Photochemical reduction of nanocrystalline maghemite to magnetite

Abstract

We present a method for thephotochemical conversion of the inverse spinel iron oxides in which the mixed-valent magnetite phase (Fe₃O₄) is accessed from the maghemite phase (γ-Fe₂O₃) via a stable, colloidal nanocrystal-to-nanocrystal transformation. Anaerobic UV-irradiation of colloidal γ-Fe₂O₃ nanocrystals in the presence of ethanol as a sacrificial reductant yields reduction of some Fe³⁺ to Fe²⁺, resulting in a topotactic reduction of γ-Fe₂O₃ to Fe₃O₄. This reduction is evidenced by the emergence of charge-transfer absorption and increased d-spacing in UV-irradiated nanocrystals.

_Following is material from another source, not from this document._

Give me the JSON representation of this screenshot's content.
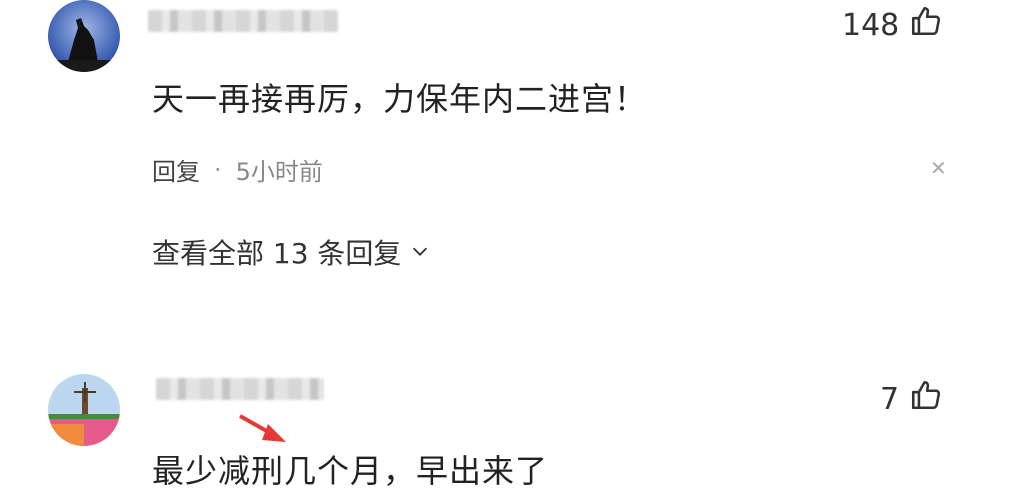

Redox titrations reveal that ∼43% of Fe in <d> = 4.8 nm nanocrystals can be reduced with this method and comparison of optical data indicates similar reduction levels in <d> = 7.3 and 9.0 nm nanocrystals. Addition of excess acetaldehyde during photoreduction shows that the extent of reduction is likely pinned by the hydrogenation of acetaldehyde back to ethanol and can be increased with the use of an alkylborohydride sacrificial reductant. Photochemical reduction is accompanied by increased magnetization and emergence of magnetic features characteristic of Fe₃O₄. Overall, this work provides a reversible, post-synthetic strategy to obtain Fe₃O₄ nanocrystals with well-controlled Fe²⁺ compositions.